Blottis l'un contre l'autre dans un fauteuil, ils essayaient de se rassurer mutuellement, sous l'observation préoccupée de Zelda, assis en face d'elle.
Dans d'autres circonstances, elle les taquinerait, les harcèlerait de questions pour en savoir plus sur l'état de leur relation, s'amusant de l'humeur orageuse de son frère ou des rougissements de Lavio.
Mais aucun d'eux trois n'était d'humeur à sourire, actuellement.
— Votre majesté, votre altesse royale ?
Les concernés sautèrent sur leurs pieds pour faire face au médecin, se tordant les mains avec angoisse.
— Tout va bien, ce n'est pas trop alarmant, les rassura-t-il avec son sourire bienveillant. Un simple rhume, associé à une légère sinusite. Ça peut paraître impressionnant, mais c'est assez bénin.
À cette nouvelle, ils lâchèrent tous les trois un soupir particulièrement audible et Zelda se rassit, les genoux tremblants.
— Par contre, je ne vous cache pas que dû à son grand âge, la santé de dame Impa est à surveiller plus étroitement. Elle se doit tout particulièrement de se reposer et de réaliser le moins d'effort possible.
— Impa ? Notre Impa ? Se reposer ? répéta moqueusement Link. Enfin, docteur, vous la connaissez mieux que nous, le seul moyen pour y parvenir, ce serait de l'assommer !
Loin de s'en offusquer, le médecin sourit à son tour.
— L'option lui a déjà été proposé, après qu'elle m'ait menacé, quand je lui ai annoncé qu'elle devait garder le lit. Qu'elle fasse seulement mine de vouloir sortir de sa chambre et nous l'attacherons au lit.
Un petit rire allégea l'atmosphère et il les quitta après une rapide courbette, rejoignant l'aile médicale.
Laissés tous les trois, les trois jeunes adultes se détendirent, échangeant des regards hésitants.
— Vous devriez y aller, les poussa Lavio. Elle doit être en train de fulminer à l'heure actuelle.
— Tu as bien saisi son caractère, s'égaya la reine. Joins-toi à nous, ça lui fera plaisir de te voir.
Soudainement bien timide, l'ambassadeur secoua la tête, poussant les jumeaux en direction de la chambre de leur nourrice.
— Allez-y, je vous attends là.
Ils s'entreregardèrent puis Lavio, puis haussèrent les épaules, rentrant dans la pièce d'un pas incertain, ce qui provoqua un sourire chez le lolien, amusé par leur soudaine attitude enfantine. À les voir agir ainsi, il n'avait aucune difficulté à les imaginer avec dix ans de moins, s'aventurant dans les couloirs froids du château !

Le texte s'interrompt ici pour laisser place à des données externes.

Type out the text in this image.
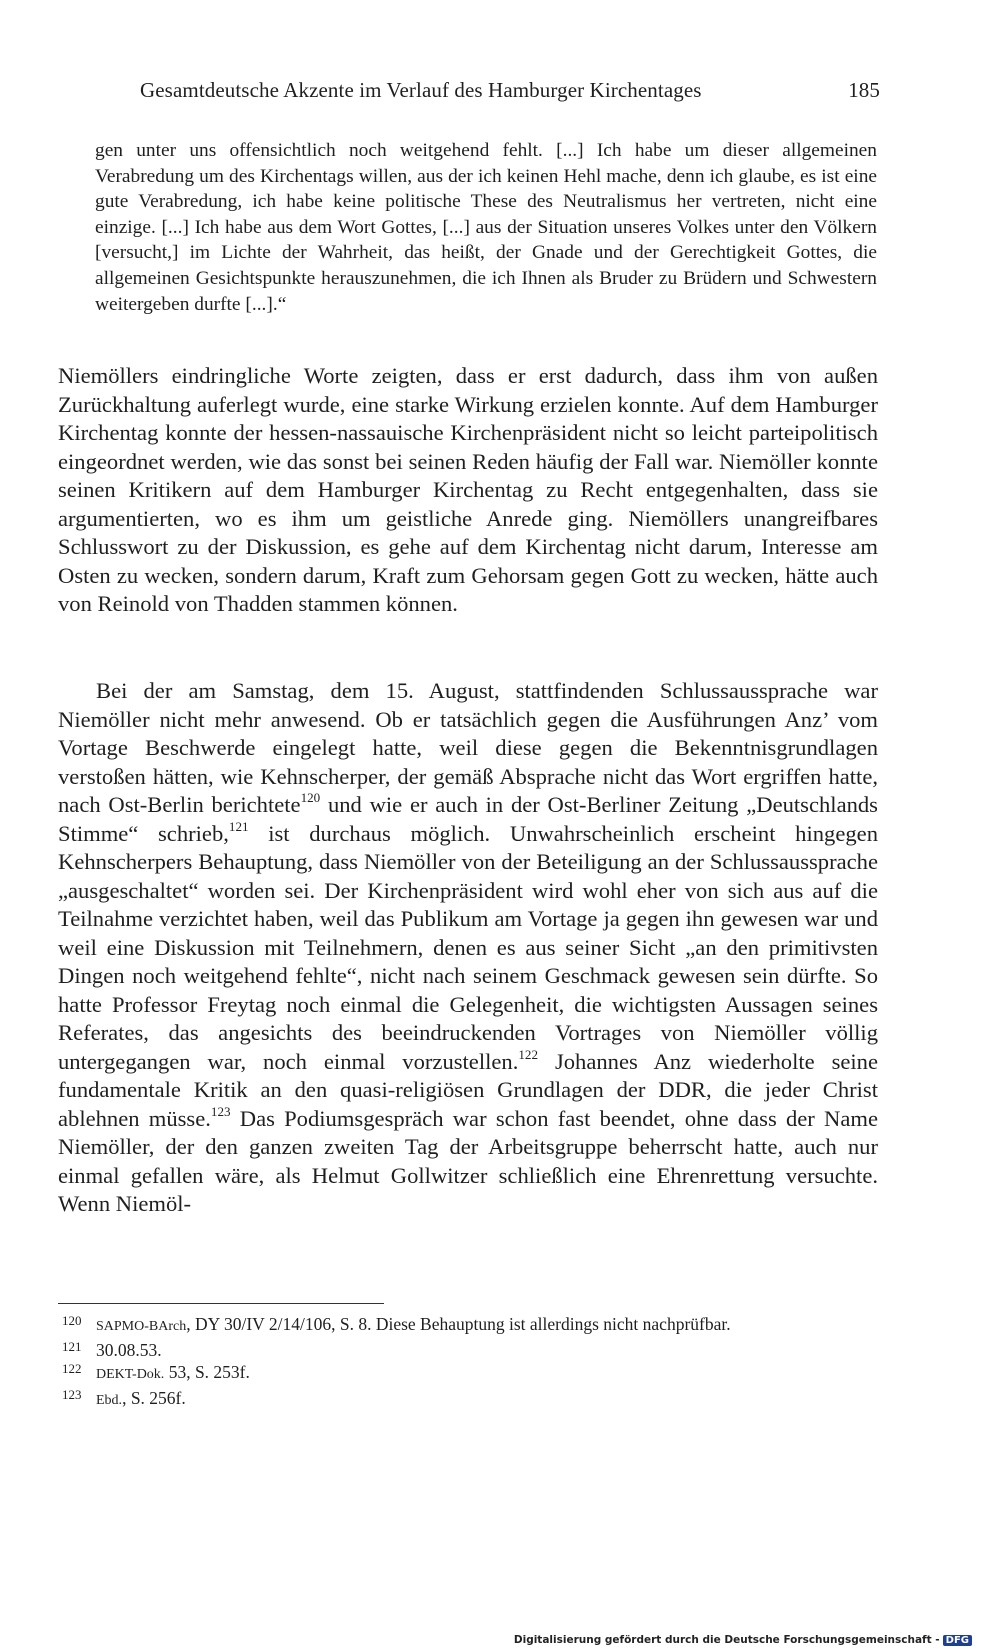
Gesamtdeutsche Akzente im Verlauf des Hamburger Kirchentages	185

gen unter uns offensichtlich noch weitgehend fehlt. [...] Ich habe um dieser allgemeinen Verabredung um des Kirchentags willen, aus der ich keinen Hehl mache, denn ich glaube, es ist eine gute Verabredung, ich habe keine politische These des Neutralismus her vertreten, nicht eine einzige. [...] Ich habe aus dem Wort Gottes, [...] aus der Situation unseres Volkes unter den Völkern [versucht,] im Lichte der Wahrheit, das heißt, der Gnade und der Gerechtigkeit Gottes, die allgemeinen Gesichtspunkte herauszunehmen, die ich Ihnen als Bruder zu Brüdern und Schwestern weitergeben durfte [...].“

Niemöllers eindringliche Worte zeigten, dass er erst dadurch, dass ihm von außen Zurückhaltung auferlegt wurde, eine starke Wirkung erzielen konnte. Auf dem Hamburger Kirchentag konnte der hessen-nassauische Kirchenpräsident nicht so leicht parteipolitisch eingeordnet werden, wie das sonst bei seinen Reden häufig der Fall war. Niemöller konnte seinen Kritikern auf dem Hamburger Kirchentag zu Recht entgegenhalten, dass sie argumentierten, wo es ihm um geistliche Anrede ging. Niemöllers unangreifbares Schlusswort zu der Diskussion, es gehe auf dem Kirchentag nicht darum, Interesse am Osten zu wecken, sondern darum, Kraft zum Gehorsam gegen Gott zu wecken, hätte auch von Reinold von Thadden stammen können.

Bei der am Samstag, dem 15. August, stattfindenden Schlussaussprache war Niemöller nicht mehr anwesend. Ob er tatsächlich gegen die Ausführungen Anz’ vom Vortage Beschwerde eingelegt hatte, weil diese gegen die Bekenntnisgrundlagen verstoßen hätten, wie Kehnscherper, der gemäß Absprache nicht das Wort ergriffen hatte, nach Ost-Berlin berichtete$^{120}$ und wie er auch in der Ost-Berliner Zeitung „Deutschlands Stimme“ schrieb,$^{121}$ ist durchaus möglich. Unwahrscheinlich erscheint hingegen Kehnscherpers Behauptung, dass Niemöller von der Beteiligung an der Schlussaussprache „ausgeschaltet“ worden sei. Der Kirchenpräsident wird wohl eher von sich aus auf die Teilnahme verzichtet haben, weil das Publikum am Vortage ja gegen ihn gewesen war und weil eine Diskussion mit Teilnehmern, denen es aus seiner Sicht „an den primitivsten Dingen noch weitgehend fehlte“, nicht nach seinem Geschmack gewesen sein dürfte. So hatte Professor Freytag noch einmal die Gelegenheit, die wichtigsten Aussagen seines Referates, das angesichts des beeindruckenden Vortrages von Niemöller völlig untergegangen war, noch einmal vorzustellen.$^{122}$ Johannes Anz wiederholte seine fundamentale Kritik an den quasi-religiösen Grundlagen der DDR, die jeder Christ ablehnen müsse.$^{123}$ Das Podiumsgespräch war schon fast beendet, ohne dass der Name Niemöller, der den ganzen zweiten Tag der Arbeitsgruppe beherrscht hatte, auch nur einmal gefallen wäre, als Helmut Gollwitzer schließlich eine Ehrenrettung versuchte. Wenn Niemöl-

120 SAPMO-BArch, DY 30/IV 2/14/106, S. 8. Diese Behauptung ist allerdings nicht nachprüfbar.
121 30.08.53.
122 DEKT-Dok. 53, S. 253f.
123 Ebd., S. 256f.
Digitalisierung gefördert durch die Deutsche Forschungsgemeinschaft - DFG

S'installant plus confortablement dans le même fauteuil que plus tôt, mais en y étant cette fois son seul occupant, il prit son mal en patience, admirant la décoration qui l'entourait.
Du côté des bessons, ils ne purent empêcher leur curiosité supplanter leur inquiétude, alors qu'ils découvraient à quoi ressemblaient les appartements de leur nourrice, où jamais ils n'avaient mis les pieds !

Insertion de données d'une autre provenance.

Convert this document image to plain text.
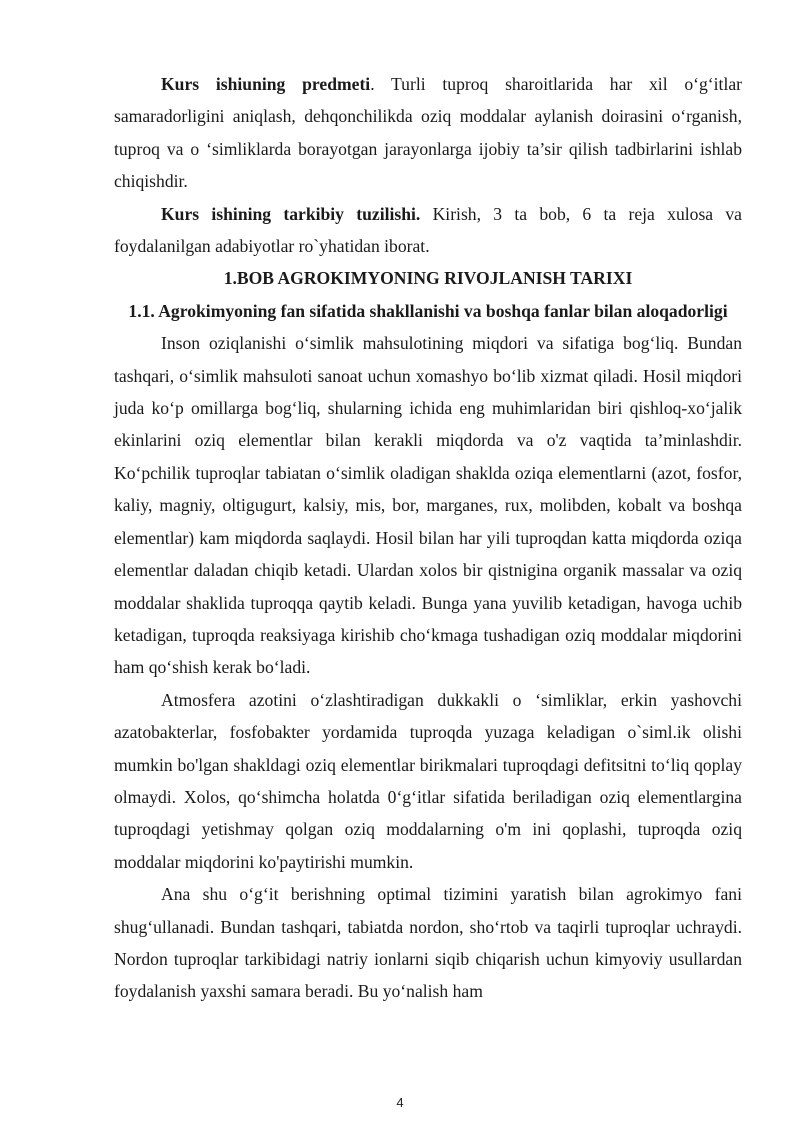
Kurs ishiuning predmeti. Turli tuproq sharoitlarida har xil o‘g‘itlar samaradorligini aniqlash, dehqonchilikda oziq moddalar aylanish doirasini o‘rganish, tuproq va o ‘simliklarda borayotgan jarayonlarga ijobiy ta’sir qilish tadbirlarini ishlab chiqishdir.

Kurs ishining tarkibiy tuzilishi. Kirish, 3 ta bob, 6 ta reja xulosa va foydalanilgan adabiyotlar ro`yhatidan iborat.

1.BOB AGROKIMYONING RIVOJLANISH TARIXI
1.1. Agrokimyoning fan sifatida shakllanishi va boshqa fanlar bilan aloqadorligi

Inson oziqlanishi o‘simlik mahsulotining miqdori va sifatiga bog‘liq. Bundan tashqari, o‘simlik mahsuloti sanoat uchun xomashyo bo‘lib xizmat qiladi. Hosil miqdori juda ko‘p omillarga bog‘liq, shularning ichida eng muhimlaridan biri qishloq-xo‘jalik ekinlarini oziq elementlar bilan kerakli miqdorda va o'z vaqtida ta’minlashdir. Ko‘pchilik tuproqlar tabiatan o‘simlik oladigan shaklda oziqa elementlarni (azot, fosfor, kaliy, magniy, oltigugurt, kalsiy, mis, bor, marganes, rux, molibden, kobalt va boshqa elementlar) kam miqdorda saqlaydi. Hosil bilan har yili tuproqdan katta miqdorda oziqa elementlar daladan chiqib ketadi. Ulardan xolos bir qistnigina organik massalar va oziq moddalar shaklida tuproqqa qaytib keladi. Bunga yana yuvilib ketadigan, havoga uchib ketadigan, tuproqda reaksiyaga kirishib cho‘kmaga tushadigan oziq moddalar miqdorini ham qo‘shish kerak bo‘ladi.

Atmosfera azotini o‘zlashtiradigan dukkakli o ‘simliklar, erkin yashovchi azatobakterlar, fosfobakter yordamida tuproqda yuzaga keladigan o`siml.ik olishi mumkin bo'lgan shakldagi oziq elementlar birikmalari tuproqdagi defitsitni to‘liq qoplay olmaydi. Xolos, qo‘shimcha holatda 0‘g‘itlar sifatida beriladigan oziq elementlargina tuproqdagi yetishmay qolgan oziq moddalarning o'm ini qoplashi, tuproqda oziq moddalar miqdorini ko'paytirishi mumkin.

Ana shu o‘g‘it berishning optimal tizimini yaratish bilan agrokimyo fani shug‘ullanadi. Bundan tashqari, tabiatda nordon, sho‘rtob va taqirli tuproqlar uchraydi. Nordon tuproqlar tarkibidagi natriy ionlarni siqib chiqarish uchun kimyoviy usullardan foydalanish yaxshi samara beradi. Bu yo‘nalish ham

4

N'importe quelle nourrice royale aurait une chambre modeste, non loin de la nurserie, mais tout ici prouvait l'affection portée par la reine Zelda, responsable de la renaissance du royaume et de sa famille gouvernante, puis de ses successeurs. Meubles, portraits, armes, décoration en général, tout était le fruit d'années de labeur à élever les sales gosses amenés à hériter de la couronne.
Lâchant la main de son aîné - qu'elle avait attrapé lorsqu'ils avaient passé le pas de la porte, puis caché parmi les plis de sa jupe - Zelda courut jusqu'au tableau le plus abîmé et resta en admiration devant. Quand Link la rejoignit, elle tira sa manche et indiqua du doigt la femme aux couleurs passées.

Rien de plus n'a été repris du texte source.